Some source says that Taylor and Harry started talking again after running into each other at the VMAs. Taylor is house hunting in London (because you can never have too many houses that look a fancy Red Robin) and Harry offered to help her. The source burped this up:
“When Taylor confided in Harry during a phone conversation how she wanted to live somewhere close to him in North London whilst she was in Europe working, Harry quickly was on hand to help.They still have feelings for each other. She’s definitely still in love with him and he’s got a massive soft spot for her. They’ll see how it works at Christmas and make it official in the New Year.”
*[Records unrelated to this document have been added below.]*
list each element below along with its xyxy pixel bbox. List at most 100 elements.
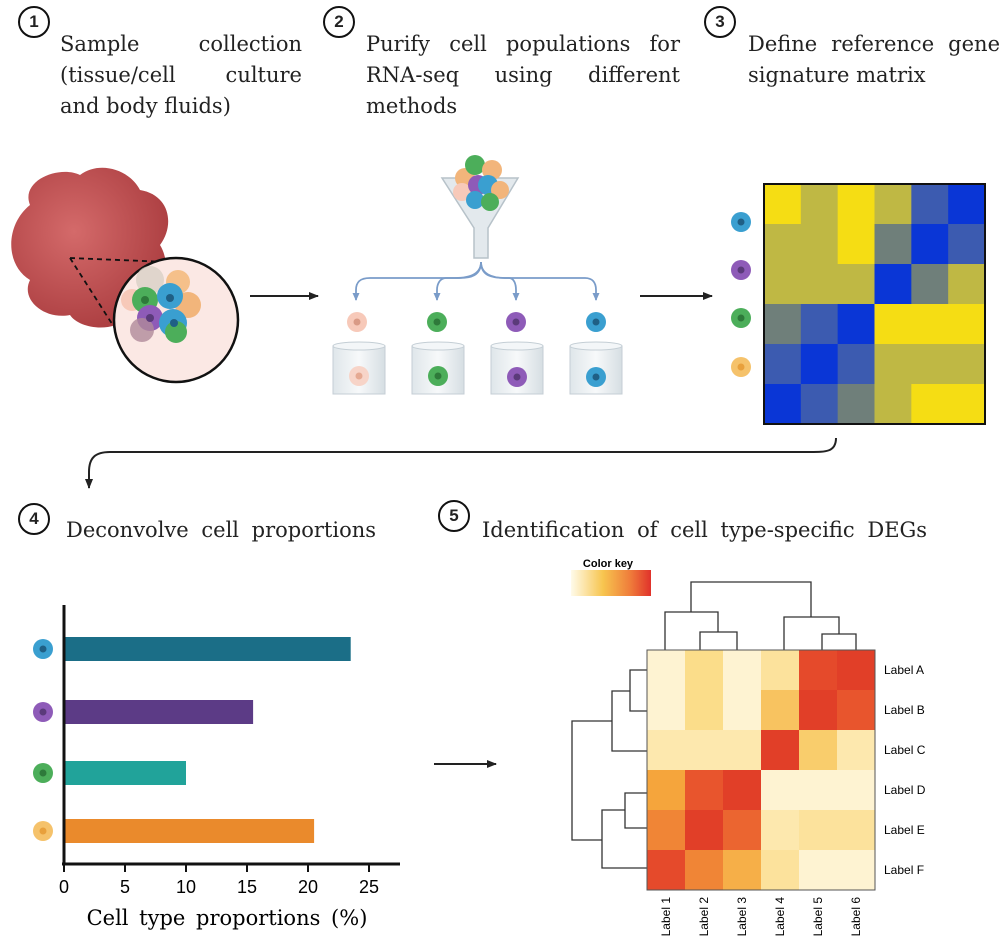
signature-cell [837,384,875,425]
heatmap-row-label: Label F [884,863,924,877]
signature-cell [911,304,949,345]
heatmap-col-label: Label 3 [735,897,749,937]
deg-heatmap [647,650,876,891]
color-key-gradient [571,570,651,596]
step-1-badge: 1 [18,6,50,38]
heatmap-row-label: Label C [884,743,926,757]
signature-cell [800,264,839,305]
signature-cell [874,184,912,225]
row-dendrogram [571,669,647,869]
signature-cell [874,264,912,305]
bar [64,819,315,843]
signature-cell [800,224,839,265]
x-tick-label: 25 [359,877,379,897]
deg-heatmap-border [646,649,876,891]
x-axis-label: Cell type proportions (%) [87,906,368,930]
step-5-text: Identification of cell type-specific DEG… [482,518,928,542]
x-tick-label: 10 [176,877,196,897]
signature-cell [837,264,875,305]
zoom-line [69,257,169,263]
signature-cell [911,184,949,225]
signature-matrix-border [763,183,986,425]
signature-cell [764,344,802,385]
test-tubes [332,341,623,395]
heatmap-cell [685,810,724,851]
step-2-badge: 2 [323,6,355,38]
heatmap-cell [837,850,876,891]
signature-cell [800,184,839,225]
heatmap-cell [723,850,762,891]
x-tick-label: 15 [237,877,257,897]
x-tick-label: 0 [59,877,69,897]
step-3-text: Define reference gene signature matrix [748,32,1000,87]
heatmap-cell [837,690,876,731]
color-key: Color key [571,558,651,596]
heatmap-cell [685,690,724,731]
signature-cell [948,344,986,385]
heatmap-col-label: Label 1 [659,897,673,937]
heatmap-cell [685,850,724,891]
bar [64,700,254,724]
heatmap-col-label: Label 2 [697,897,711,937]
heatmap-cell [837,810,876,851]
sorted-cells [347,312,606,332]
heatmap-cell [723,770,762,811]
signature-cell [911,224,949,265]
step-4-text: Deconvolve cell proportions [66,518,377,542]
heatmap-cell [723,810,762,851]
heatmap-cell [647,770,686,811]
distribution-arrows [352,261,600,301]
signature-cell [874,344,912,385]
heatmap-cell [723,690,762,731]
signature-cell [837,184,875,225]
cell-cluster-icon [121,266,201,343]
step-2-text: Purify cell populations for RNA-seq usin… [366,32,680,118]
column-dendrogram [664,581,857,650]
bar [64,637,351,661]
heatmap-cell [647,850,686,891]
signature-cell [948,384,986,425]
bar-series [64,637,351,843]
signature-cell [948,304,986,345]
signature-cell [800,304,839,345]
heatmap-row-label: Label D [884,783,926,797]
signature-cell [764,264,802,305]
heatmap-cell [799,850,838,891]
step-3-badge: 3 [704,6,736,38]
heatmap-cell [837,730,876,771]
heatmap-cell [837,650,876,691]
heatmap-cell [647,730,686,771]
heatmap-cell [799,770,838,811]
flow-arrow-return [85,437,837,489]
step-1-text: Sample collection (tissue/cell culture a… [60,32,302,118]
color-key-label: Color key [583,558,634,570]
signature-cell [800,344,839,385]
heatmap-cell [723,650,762,691]
heatmap-cell [685,730,724,771]
heatmap-col-label: Label 4 [773,897,787,937]
heatmap-row-label: Label E [884,823,925,837]
heatmap-cell [799,730,838,771]
signature-cell [874,304,912,345]
signature-cell [764,184,802,225]
heatmap-row-label: Label A [884,663,924,677]
heatmap-cell [799,690,838,731]
heatmap-cell [685,770,724,811]
heatmap-cell [761,850,800,891]
signature-cell [911,344,949,385]
heatmap-cell [723,730,762,771]
signature-cell [800,384,839,425]
signature-matrix-heatmap [764,184,986,425]
signature-cell [837,344,875,385]
heatmap-cell [761,770,800,811]
heatmap-cell [761,690,800,731]
heatmap-cell [647,810,686,851]
heatmap-cell [647,650,686,691]
x-tick-label: 5 [120,877,130,897]
signature-cell [764,224,802,265]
I really, really hope that Taylor’s search for the perfect house to stalk Harry Styles from is filmed for an episode of House Hunters International, because that would be the best episode ever. “I really like this balcony. I can see myself sipping my morning cup of scorned boy tears here.” “I really hate the color of these walls, but that’s okay, because I’m going to cover them with the blood of my next victim anyway.” “I really like the ceiling height. I can hang my full-size replica of Captain Hook’s pirate ship in here.” “This kitchen doesn’t have a wall mounted Easy Bake Oven?! I told you that was at the top of my list!”
And as for Harry and Taylor getting back together, I’ll believe it when I see another picture of them doing the Dirty Dancing lift on Twitter. Harry’s a slut and Taylor’s not going to give up the coochie again. She might let him stick the tip in her b-hole, but the v is for serious boyfriends only!
Speaking of Taylor’s dudes, in their cover story on how Taylor is the BIGGEST POP STAH IN DA WORLD, New York Magazine asked her how her past boyfriends have reacted to her writing songs about them.
“I heard from the guy that most of Red is about. He was like, ‘I just listened to the album, and that was a really bittersweet experience for me. It was like going through a photo album.’ That was nice. Nicer than, like, the ranting, crazy e-mails I got from this one dude. It’s a lot more mature way of looking at a love that was wonderful until it was terrible, and both people got hurt from it—but one of those people happened to be a songwriter.”
The crazy, ranting bitch was obviously John Mayer. I bet he also e-mailed her a few viruses to go with the viruses he probably gave her twat.